Review: Days of Innocence and Wonder by Lucy Treloar

Twenty-three year old Till has lived in the darkest shadow of an event that she was powerless to stop--the abduction of her best friend when the two were just five years old. Understandably, the event and the attention she gained from being the child who saw it happen have left a scar. Now an adult, she finds herself on the run from her past. She arrives in an outback town, a long way from home, only to discover that danger lurks here too. This time around she needs to make a decision--to run or to face the danger head on.

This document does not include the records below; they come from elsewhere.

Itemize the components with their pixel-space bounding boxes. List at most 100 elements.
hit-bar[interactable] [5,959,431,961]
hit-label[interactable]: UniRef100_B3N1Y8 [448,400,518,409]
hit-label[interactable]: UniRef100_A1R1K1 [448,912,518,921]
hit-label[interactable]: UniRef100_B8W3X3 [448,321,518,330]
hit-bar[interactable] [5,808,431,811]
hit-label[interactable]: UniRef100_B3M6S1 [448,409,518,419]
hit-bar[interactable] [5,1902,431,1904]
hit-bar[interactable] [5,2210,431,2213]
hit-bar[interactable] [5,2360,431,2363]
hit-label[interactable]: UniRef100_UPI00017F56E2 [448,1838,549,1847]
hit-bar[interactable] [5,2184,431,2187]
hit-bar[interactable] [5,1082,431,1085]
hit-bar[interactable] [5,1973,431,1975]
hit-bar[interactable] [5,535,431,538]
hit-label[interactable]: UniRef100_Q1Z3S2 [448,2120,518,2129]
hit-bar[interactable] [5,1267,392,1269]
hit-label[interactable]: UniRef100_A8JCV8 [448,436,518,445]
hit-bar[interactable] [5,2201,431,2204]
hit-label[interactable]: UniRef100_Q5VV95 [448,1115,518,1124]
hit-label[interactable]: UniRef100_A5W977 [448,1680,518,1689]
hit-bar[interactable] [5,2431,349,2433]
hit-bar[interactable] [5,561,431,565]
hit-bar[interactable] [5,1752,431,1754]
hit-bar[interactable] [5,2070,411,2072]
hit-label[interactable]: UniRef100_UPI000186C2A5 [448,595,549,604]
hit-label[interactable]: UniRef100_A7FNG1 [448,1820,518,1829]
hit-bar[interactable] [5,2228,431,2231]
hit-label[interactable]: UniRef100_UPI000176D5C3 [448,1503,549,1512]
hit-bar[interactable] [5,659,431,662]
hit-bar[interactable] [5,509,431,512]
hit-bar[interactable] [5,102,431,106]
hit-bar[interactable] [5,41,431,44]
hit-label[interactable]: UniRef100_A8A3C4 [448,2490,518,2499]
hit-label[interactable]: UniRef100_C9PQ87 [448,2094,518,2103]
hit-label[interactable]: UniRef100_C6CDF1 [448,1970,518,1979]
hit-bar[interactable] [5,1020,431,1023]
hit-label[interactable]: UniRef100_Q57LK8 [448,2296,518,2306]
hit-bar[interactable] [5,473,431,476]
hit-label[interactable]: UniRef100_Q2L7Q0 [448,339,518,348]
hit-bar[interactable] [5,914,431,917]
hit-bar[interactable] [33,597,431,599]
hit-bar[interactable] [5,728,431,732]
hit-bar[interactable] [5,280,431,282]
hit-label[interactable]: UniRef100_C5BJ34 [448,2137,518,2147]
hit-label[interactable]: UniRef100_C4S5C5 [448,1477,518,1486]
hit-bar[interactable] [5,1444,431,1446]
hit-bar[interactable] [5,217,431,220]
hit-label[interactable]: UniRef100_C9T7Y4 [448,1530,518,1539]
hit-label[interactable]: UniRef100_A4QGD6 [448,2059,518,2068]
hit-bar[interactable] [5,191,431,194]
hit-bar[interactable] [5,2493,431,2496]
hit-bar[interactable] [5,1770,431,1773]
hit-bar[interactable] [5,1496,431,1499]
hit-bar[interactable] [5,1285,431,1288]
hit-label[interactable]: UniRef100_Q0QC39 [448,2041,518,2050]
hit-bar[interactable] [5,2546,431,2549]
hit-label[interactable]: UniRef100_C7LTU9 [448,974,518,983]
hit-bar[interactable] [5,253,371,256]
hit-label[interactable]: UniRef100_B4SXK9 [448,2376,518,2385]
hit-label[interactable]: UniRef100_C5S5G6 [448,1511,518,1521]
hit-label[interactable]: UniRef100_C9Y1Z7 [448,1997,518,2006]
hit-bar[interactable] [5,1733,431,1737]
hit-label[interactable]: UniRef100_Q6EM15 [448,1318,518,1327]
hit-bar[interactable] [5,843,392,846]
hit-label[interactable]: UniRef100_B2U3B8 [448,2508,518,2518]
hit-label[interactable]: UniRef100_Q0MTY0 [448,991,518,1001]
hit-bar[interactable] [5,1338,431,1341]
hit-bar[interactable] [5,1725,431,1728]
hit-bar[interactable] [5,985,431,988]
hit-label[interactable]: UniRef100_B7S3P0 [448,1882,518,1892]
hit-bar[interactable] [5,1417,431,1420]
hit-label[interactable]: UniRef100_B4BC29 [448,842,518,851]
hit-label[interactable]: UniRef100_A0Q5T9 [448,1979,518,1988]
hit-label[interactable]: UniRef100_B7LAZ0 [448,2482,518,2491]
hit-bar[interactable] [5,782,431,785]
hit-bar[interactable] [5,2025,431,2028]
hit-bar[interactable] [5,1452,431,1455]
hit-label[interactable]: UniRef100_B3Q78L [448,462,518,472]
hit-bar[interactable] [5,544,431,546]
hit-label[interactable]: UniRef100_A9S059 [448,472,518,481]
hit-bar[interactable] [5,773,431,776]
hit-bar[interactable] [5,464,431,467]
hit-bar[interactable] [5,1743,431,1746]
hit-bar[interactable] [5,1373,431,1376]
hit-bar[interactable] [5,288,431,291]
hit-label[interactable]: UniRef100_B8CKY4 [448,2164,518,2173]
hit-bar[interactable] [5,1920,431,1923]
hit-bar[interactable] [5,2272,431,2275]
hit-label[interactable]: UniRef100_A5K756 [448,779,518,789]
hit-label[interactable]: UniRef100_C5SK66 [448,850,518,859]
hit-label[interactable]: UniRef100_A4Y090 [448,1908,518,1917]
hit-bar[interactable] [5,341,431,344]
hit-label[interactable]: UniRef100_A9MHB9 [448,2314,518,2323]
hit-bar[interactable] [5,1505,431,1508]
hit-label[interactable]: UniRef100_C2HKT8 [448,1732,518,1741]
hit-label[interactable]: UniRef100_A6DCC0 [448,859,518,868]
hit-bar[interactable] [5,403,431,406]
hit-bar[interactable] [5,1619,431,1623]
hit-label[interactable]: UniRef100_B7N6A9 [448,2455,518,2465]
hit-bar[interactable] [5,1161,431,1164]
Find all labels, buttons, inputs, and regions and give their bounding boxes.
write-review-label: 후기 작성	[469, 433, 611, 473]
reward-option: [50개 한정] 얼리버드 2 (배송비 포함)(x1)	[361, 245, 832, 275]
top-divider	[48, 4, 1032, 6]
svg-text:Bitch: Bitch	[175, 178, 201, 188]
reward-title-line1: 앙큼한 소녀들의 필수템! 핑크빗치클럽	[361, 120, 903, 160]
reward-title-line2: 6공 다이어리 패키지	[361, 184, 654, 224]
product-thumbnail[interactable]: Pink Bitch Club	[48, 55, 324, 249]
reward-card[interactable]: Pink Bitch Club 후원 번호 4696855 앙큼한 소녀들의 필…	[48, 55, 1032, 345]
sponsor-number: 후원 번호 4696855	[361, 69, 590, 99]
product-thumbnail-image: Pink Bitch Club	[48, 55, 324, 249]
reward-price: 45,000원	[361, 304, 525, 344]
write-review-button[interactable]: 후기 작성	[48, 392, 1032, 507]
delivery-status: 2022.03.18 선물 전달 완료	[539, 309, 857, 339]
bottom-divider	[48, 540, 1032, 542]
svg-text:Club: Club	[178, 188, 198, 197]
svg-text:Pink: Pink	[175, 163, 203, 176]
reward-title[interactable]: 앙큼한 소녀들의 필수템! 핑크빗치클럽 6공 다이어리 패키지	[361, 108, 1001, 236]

When I was offered a copy of Days of Innocence and Wonder to review, I was immediately intrigued. After all, Lucy Treloar is an accomplished Australian writer of literary fiction, with two wonderful, award winning literary novels under her belt, Salt Creek and Wolfe Island. The plot of Days of Innocence and Wonder certainly sounded compelling. Unfortunately, I did not enjoy this one as much as I hoped. I knew the plot was going to be dark and that parts would be confronting--I just did not realise how confronting. Of course, the subject matter--the dangers that girls and women face is extremely important and worthy of discussion--and it is something that is going to linger in my mind for a long time. Perhaps the importance of stories like this one is not so much whether one enjoyed it, but how it made them feel and how it contributes to a wider and more important discussion. Why do I find it so confrontational? Is it the violence? Or is it the fact that Till has spent her life blaming herself for an event that was in no way her fault?

As always, Treloar's prose is beautiful and there is a haunting quality to the narrative.

A deep and though provoking read.

Thank you to Pan Macmillan Australia for my ARC of Days of Innocence and Wonder.